Earlier on March 15, Iran's Masoud Mirkazemi told reporters in Tehran that OPEC was unlikely to adjust quotas.

"Our prediction is that there will be no decision to change output," he said. "Market demand is not high. The stockpiles have not decreased that much. They have decreased but not to a favorable level for producers," he said, adding: "Given these conditions, the Islamic Republic's opinion is that they should not increase production."

Qatari oil minister Abdullah al-Attiyah was quoted by the Saudi-owned al-Hayat newspaper on March 13 as saying he believed OPEC's current output target was appropriate and that he expected ministers to leave output unchanged.

"I don't see any fundamental change to the production level at this meeting and I believe the decision will be to extend the current agreement while agreeing to watch the oil market very carefully," he said.

Attiyah said that although consumer stocks were high, oil prices were at levels that limited the cartel's options, "which is why we will maintain the previous agreement and not change anything."

OPEC's Vienna secretariat last week said current production, which it estimated at 29.356 million b/d in February, exceeded projected demand for OPEC crude in the traditionally low demand second quarter by around 1.5 million b/d.

"If only part of this surplus were translated into OECD commercial inventories, this would result in further stock build, adding to the already inflated levels of more than 90 million barrels above the five-year average," it said.


The group carried the glum mood into an editorial in its just-published OPEC Bulletin, saying that the $80-$80/b range that had prevailed over the past five months "seems to provide a practical working balance between the interests of producers and consumers" but warning that the oil market faced renewed exposure to severe price volatility because of the lack of action on introducing effective regulation of the financial sector.

However, it said, "at the same time...there is still more talk than action about the introduction of effective regulatory measures in the financial sector.
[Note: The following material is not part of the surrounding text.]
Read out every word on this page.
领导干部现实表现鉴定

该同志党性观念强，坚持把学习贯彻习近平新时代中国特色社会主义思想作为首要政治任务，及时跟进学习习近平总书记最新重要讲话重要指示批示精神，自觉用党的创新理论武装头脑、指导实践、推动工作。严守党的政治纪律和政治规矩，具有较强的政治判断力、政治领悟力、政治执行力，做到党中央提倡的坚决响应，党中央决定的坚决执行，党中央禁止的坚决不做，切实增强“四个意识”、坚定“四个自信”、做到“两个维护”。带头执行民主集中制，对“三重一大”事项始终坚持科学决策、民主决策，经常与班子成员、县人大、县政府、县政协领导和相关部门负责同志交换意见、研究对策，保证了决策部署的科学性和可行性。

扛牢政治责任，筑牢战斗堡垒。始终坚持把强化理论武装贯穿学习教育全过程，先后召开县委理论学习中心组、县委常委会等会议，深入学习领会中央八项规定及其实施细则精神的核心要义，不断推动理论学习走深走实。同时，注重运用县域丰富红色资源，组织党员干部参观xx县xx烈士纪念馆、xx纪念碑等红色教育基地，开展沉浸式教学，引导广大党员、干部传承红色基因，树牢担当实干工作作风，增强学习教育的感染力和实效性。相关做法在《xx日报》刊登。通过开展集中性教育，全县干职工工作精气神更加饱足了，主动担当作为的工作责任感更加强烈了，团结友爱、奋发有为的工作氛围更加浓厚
This is leaving oil, as well as other commodity sectors, exposed to new rounds of severe price volatility, which is detrimental to both the oil industry and the world economy at large," it said.

The editorial did not comment directly on the likely outcome of this week's talks but said ministers would be examining the oil market outlook at a time of continuing uncertainty in the world economy.

"There is the growing imbalance between OECD and non-OECD growth, as countries emerge from recession. There are fears of double-dip recession in some cases. There is the gathering debate about the extent and timing of exit strategies from the stimulus packages imposed during the crisis. And there is the realization that overheating in some emerging economies may lead to tougher stands on expansionary policies," it said.